5 killed in Paris shelter fire

PARIS, Tex. ― Five people were killed and nearly 30 men are left out in the cold after flames ripped through a Paris, Texas, homeless shelter Monday morning.

Officials say they are still trying to figure out how that fire started and what will happen to those affected.

The men were staying at the Christians in Action Shelter. The shelter allows them to work by providing services to the community, and in return, they have a place to live.

Some men say not only have they lost their home, but also five friends.

Jerry Johnson and at least twenty other men lost their home in a fire that tore through the Christians in Action Homeless Shelter.

Paris fire officials say they responded to the blaze around 3 o’clock Monday morning. They say the fire primarily consumed the southwestern part of the building.

Johnson says he was scared because it all happened so fast.

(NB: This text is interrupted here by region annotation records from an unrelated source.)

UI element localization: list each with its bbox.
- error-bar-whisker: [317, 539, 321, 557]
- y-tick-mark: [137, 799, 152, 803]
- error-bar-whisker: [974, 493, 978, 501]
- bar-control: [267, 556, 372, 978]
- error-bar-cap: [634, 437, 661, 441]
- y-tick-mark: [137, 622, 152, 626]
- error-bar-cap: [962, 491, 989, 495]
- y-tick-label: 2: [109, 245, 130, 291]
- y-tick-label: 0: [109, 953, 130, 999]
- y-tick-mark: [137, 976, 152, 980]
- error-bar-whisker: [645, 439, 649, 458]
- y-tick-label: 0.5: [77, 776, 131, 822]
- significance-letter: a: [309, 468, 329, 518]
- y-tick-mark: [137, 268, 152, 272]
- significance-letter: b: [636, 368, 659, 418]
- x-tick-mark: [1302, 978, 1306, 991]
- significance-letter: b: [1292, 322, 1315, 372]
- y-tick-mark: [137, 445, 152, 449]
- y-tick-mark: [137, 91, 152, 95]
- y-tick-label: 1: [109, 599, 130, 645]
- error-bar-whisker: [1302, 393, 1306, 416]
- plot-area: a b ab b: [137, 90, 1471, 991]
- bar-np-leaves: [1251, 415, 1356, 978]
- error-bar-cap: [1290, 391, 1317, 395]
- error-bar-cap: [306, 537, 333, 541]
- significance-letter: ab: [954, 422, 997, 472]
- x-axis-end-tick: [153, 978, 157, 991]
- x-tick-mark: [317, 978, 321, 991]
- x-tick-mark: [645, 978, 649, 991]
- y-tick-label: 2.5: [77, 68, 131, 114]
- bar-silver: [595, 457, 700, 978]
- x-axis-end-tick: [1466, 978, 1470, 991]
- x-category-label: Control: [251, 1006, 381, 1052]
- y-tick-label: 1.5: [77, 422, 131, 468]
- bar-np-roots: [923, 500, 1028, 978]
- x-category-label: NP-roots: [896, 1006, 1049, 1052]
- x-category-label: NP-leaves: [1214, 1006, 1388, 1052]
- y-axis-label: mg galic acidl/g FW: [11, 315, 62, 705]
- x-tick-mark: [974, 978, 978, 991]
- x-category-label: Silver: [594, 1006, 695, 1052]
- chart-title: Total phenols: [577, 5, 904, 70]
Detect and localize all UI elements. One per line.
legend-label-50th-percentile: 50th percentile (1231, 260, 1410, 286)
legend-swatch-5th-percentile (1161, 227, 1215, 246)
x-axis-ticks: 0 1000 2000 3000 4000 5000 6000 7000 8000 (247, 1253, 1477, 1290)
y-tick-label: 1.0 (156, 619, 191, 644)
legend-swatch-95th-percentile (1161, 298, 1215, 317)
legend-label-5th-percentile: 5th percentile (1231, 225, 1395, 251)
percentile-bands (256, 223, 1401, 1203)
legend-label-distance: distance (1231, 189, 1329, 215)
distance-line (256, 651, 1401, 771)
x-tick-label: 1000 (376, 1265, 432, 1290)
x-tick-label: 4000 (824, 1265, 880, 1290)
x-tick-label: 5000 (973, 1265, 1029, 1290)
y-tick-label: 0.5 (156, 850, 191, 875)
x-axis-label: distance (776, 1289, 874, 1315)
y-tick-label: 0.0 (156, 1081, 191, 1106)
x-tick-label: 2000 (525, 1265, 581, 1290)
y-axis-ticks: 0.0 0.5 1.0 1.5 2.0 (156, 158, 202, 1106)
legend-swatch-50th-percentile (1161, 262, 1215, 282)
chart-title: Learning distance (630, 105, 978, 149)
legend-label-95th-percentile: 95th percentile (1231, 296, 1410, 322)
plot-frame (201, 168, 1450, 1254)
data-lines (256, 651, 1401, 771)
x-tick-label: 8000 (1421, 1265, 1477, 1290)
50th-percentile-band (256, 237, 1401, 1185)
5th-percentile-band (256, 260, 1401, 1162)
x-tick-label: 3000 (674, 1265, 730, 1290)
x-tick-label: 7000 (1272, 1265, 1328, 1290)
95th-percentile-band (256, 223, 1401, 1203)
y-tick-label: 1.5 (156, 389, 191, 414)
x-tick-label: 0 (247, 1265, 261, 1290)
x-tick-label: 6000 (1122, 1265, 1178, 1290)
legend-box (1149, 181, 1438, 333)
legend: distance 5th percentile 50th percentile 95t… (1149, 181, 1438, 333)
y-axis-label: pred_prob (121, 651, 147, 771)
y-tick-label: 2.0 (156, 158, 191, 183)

"I opened my door and smoke come in and liked to choke me, but I managed to get my clothes on, opened the front door and turned around. I looked and seen there was a fire back there," Johnson said.

Paris Fire Chief Ronnie Grooms says the fire took nearly three hours to extinguish, with some of the residents even helping to put out the flames.

Grooms says once crews were able to get inside they found five bodies burned beyond recognition.

Grooms says many of the items in the building were flammable.

"Clothing, they collect a lot of furniture, just goods that they can sort through then give back to other people who are less fortunate, and they have been doing this for years, so it’s not uncommon for them to have a large number of items in the area where the fire started," the chief said.

Fire Marshal Dale Maberry says the fire caused part of the metal roof to collapse. Maberry says it could take weeks to figure out just how the fire started.

"There were 21 potential witnesses that survived. Police are going to do an investigation to find out who was where and who saw what and helping me with that at this time."

Officials say the bodies have been sent to Dallas for an autopsy, and that the men displaced will receive assistance from the American Red Cross and from the first United Methodist Church in Paris.

Two men were treated on the scene for smoke inhalation. They are expected to be okay.